If it’s really strategically important for the United States to have a domestic semiconductor manufacturing industry, then worrying about excess profits from subsidy recipients seems foolish. Trying to force companies into union-friendly construction plans seems pointless. And trying to pound the round peg of child care policy into the square peg of semiconductors seems like a distraction at best. Or maybe you don’t really think this is important and it’s just a piggybank of money that Congress left you, so you may as well hand it out to stuff you care about. If that’s the case, then NEPA review isn’t so burdensome, aligning immigration policy probably doesn’t matter, and it’s all fine.
But my sense is that Biden really does think this is important, and if that’s the case, he needs to get the whole administration to act like it’s important and say that other causes need to fall by the wayside.
I think the problems with this strategy are pretty obvious, but Catherine Rampell did a great job spelling them out.
How do they make that work? Well, people disagree. But I’ve enjoyed Joe Studwell’s book “How Asia Works” and Dani Rodrik’s “One Economics, Many Recipes” on this topic.
Very good piece and I think it goes well with the 'mass transit should aim to maximize ridership' argument. I've often thought one of the reasons our brick and mortar state and civil infrastructure struggles compared to other developed countries isn't just about taxes/willingness to pay for it. It's that our politics seems to ensure that a public service or subsidy is never just about its first order purpose.

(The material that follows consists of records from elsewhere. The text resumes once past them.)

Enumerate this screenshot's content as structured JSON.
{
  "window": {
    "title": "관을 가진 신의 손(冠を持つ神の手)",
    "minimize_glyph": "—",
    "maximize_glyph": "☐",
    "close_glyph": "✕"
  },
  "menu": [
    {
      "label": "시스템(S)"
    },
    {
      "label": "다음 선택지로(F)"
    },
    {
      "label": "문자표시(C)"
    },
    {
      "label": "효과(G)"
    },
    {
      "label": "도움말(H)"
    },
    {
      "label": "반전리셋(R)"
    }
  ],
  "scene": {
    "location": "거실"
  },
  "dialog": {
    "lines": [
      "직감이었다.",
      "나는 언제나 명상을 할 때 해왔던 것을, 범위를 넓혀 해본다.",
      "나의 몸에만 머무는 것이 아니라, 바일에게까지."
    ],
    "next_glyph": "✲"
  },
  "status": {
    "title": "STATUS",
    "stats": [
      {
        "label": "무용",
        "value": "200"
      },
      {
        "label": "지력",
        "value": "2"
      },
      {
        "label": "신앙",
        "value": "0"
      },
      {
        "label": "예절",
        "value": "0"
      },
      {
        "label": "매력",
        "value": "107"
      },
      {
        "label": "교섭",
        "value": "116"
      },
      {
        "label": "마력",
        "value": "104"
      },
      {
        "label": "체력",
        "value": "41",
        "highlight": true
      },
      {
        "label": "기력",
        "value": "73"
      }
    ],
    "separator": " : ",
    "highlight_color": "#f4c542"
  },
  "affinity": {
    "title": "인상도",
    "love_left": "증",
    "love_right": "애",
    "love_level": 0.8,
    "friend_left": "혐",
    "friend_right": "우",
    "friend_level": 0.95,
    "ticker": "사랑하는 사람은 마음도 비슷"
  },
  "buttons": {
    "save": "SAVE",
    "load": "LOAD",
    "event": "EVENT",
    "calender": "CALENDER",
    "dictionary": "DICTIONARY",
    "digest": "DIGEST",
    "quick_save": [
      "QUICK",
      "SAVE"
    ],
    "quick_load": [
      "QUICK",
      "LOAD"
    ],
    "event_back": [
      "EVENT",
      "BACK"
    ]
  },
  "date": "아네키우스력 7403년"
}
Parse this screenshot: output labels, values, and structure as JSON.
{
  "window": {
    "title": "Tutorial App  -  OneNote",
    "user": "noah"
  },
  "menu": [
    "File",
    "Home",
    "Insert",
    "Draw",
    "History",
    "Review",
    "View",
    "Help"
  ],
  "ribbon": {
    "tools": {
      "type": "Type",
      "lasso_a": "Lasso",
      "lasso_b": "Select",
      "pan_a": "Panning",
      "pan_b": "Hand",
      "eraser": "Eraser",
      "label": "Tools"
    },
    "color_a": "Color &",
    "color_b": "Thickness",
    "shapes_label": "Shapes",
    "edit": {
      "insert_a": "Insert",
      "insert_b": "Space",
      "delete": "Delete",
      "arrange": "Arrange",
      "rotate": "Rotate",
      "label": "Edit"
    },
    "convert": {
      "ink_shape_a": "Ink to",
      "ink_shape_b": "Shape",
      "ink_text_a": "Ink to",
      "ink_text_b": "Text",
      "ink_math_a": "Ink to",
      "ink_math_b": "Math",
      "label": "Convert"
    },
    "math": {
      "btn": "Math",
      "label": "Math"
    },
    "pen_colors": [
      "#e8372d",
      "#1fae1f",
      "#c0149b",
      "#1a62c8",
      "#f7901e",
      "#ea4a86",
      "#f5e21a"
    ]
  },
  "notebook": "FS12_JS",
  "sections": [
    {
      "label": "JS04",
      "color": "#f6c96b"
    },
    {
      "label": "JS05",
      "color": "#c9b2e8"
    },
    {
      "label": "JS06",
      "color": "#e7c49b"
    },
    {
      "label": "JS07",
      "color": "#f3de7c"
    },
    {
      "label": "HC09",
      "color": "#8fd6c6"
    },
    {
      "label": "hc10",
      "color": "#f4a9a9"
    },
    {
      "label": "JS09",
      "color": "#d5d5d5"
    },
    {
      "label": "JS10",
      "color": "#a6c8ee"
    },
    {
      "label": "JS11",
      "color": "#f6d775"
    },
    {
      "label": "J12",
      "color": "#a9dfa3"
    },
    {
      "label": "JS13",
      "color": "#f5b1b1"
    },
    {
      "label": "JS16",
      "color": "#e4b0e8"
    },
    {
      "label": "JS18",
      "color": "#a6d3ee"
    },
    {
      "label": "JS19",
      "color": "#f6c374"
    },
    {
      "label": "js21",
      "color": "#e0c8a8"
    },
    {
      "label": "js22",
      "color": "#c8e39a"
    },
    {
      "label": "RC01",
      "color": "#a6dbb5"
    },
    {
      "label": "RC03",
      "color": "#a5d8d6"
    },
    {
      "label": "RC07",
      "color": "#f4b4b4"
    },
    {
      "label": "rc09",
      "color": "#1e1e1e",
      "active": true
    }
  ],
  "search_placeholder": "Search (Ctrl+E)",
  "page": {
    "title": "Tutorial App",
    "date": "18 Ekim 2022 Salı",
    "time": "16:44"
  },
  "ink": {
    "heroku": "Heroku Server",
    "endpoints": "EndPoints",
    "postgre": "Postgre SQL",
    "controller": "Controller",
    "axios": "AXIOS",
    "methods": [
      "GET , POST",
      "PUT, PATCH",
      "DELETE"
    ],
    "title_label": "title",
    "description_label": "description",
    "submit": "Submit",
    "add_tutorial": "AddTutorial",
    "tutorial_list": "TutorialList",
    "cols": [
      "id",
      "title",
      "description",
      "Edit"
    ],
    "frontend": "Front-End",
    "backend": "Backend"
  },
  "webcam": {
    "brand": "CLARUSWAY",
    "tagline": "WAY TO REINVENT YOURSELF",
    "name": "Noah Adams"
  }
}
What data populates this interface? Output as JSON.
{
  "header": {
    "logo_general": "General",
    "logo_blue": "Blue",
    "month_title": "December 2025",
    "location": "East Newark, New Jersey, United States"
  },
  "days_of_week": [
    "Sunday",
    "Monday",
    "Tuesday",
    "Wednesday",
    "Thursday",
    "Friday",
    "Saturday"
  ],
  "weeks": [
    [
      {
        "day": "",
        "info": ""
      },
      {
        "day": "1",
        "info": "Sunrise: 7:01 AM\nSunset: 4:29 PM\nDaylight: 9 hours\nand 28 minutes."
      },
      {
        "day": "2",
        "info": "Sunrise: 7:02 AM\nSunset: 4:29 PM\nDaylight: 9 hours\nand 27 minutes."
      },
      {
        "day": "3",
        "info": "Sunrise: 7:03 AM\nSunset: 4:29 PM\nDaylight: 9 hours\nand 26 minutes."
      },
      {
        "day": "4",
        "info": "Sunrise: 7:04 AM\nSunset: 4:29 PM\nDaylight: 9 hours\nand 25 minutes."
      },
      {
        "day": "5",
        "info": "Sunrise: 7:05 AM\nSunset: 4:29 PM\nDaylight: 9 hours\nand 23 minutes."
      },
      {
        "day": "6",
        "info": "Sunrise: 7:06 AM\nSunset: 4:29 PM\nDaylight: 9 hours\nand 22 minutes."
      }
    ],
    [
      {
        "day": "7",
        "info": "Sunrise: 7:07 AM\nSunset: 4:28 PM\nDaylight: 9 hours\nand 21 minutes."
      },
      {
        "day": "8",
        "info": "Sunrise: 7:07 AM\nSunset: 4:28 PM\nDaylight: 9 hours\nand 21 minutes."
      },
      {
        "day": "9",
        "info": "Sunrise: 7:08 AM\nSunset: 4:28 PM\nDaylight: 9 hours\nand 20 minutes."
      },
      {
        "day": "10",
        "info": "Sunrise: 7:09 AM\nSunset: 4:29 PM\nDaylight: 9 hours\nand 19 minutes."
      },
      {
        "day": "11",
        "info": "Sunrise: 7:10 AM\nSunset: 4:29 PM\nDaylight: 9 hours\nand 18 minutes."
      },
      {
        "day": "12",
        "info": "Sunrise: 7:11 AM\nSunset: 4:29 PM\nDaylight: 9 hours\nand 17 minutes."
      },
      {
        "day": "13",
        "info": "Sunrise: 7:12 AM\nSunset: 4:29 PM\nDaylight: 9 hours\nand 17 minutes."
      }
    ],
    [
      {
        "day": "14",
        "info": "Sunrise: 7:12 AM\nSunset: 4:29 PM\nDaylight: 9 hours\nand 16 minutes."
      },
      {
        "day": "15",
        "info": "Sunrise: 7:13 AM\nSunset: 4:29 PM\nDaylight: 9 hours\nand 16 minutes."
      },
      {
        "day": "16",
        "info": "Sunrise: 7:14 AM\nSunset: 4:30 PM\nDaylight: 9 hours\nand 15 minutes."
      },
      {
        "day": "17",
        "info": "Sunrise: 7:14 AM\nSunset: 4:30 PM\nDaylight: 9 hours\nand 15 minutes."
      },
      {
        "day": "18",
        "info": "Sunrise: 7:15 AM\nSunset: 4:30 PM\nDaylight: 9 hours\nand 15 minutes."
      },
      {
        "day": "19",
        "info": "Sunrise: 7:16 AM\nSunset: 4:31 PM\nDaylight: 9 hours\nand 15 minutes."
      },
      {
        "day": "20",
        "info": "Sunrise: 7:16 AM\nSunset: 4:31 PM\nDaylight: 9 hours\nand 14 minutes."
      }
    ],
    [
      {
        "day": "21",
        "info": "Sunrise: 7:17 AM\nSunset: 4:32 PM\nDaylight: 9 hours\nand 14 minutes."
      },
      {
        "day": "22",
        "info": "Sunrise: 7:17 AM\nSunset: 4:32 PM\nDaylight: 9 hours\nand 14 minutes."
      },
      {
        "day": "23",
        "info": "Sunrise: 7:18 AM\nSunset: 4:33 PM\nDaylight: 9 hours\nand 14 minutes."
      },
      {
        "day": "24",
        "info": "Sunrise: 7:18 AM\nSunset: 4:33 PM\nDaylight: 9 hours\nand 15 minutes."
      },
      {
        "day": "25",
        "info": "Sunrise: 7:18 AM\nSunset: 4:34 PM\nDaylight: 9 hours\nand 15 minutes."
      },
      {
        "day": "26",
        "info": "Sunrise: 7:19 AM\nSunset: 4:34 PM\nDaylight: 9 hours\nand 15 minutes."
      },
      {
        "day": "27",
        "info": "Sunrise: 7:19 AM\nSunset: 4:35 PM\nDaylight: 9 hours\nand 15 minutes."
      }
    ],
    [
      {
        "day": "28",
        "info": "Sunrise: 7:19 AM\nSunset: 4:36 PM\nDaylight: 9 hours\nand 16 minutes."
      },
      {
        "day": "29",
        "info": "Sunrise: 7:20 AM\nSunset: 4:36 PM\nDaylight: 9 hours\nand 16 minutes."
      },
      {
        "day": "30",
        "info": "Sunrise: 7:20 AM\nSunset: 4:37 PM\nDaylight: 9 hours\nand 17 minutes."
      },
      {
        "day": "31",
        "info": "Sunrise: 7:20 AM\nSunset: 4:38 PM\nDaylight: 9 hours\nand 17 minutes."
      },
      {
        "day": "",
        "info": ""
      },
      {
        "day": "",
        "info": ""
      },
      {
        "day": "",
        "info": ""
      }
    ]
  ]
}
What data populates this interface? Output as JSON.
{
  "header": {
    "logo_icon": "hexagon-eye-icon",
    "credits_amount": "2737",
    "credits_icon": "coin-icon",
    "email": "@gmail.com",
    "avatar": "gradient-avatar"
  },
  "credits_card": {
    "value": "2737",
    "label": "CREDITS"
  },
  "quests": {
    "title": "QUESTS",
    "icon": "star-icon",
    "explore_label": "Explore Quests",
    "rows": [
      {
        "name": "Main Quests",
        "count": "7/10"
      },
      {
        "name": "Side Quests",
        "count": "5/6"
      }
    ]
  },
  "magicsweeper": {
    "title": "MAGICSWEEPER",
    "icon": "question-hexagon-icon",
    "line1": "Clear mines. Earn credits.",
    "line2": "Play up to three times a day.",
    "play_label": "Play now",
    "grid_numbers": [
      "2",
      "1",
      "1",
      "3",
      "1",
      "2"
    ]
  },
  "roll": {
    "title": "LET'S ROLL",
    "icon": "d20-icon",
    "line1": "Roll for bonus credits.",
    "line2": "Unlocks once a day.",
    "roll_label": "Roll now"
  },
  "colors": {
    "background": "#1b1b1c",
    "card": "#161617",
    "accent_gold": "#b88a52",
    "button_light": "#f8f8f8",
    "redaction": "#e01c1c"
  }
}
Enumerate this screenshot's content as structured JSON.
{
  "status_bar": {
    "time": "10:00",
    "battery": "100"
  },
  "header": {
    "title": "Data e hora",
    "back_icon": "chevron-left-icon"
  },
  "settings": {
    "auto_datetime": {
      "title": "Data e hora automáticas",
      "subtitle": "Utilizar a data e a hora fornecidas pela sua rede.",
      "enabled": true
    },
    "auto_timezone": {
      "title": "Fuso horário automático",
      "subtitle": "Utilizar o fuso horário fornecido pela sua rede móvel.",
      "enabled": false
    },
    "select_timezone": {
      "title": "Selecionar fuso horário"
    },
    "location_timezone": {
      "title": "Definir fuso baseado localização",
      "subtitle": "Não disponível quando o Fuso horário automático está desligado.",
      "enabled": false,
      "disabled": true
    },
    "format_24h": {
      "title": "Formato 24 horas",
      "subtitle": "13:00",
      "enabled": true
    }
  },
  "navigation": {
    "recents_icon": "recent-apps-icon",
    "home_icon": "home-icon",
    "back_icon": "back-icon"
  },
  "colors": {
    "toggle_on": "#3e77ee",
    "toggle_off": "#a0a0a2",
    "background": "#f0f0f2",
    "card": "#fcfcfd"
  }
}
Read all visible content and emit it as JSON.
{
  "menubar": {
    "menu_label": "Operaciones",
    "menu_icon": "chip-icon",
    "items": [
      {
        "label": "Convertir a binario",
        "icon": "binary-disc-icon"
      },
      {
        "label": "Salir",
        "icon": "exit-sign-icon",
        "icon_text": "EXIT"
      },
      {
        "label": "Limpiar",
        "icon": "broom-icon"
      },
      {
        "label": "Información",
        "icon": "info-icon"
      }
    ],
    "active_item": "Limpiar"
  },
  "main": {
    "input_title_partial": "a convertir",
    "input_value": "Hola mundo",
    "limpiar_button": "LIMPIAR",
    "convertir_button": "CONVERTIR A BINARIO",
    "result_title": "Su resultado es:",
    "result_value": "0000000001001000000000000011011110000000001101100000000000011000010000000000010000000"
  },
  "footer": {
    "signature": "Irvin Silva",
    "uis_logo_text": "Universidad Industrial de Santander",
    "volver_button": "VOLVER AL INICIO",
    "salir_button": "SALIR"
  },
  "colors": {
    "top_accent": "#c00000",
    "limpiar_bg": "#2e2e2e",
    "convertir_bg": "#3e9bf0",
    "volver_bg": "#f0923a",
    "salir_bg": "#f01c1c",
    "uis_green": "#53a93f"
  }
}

Like unionized jobs and diversity and environmental justice (whatever that is) are all well and good but at the end of the day the purpose of trash service is to collect the trash and put it in a landfill.
Progressives seem to be making a habit of trying to backdoor their policy preferences. This is an example, climate change via COVID relief was another. It seems a very dangerous tactic, which could discredit government action altogether and to some degree even the rule of law.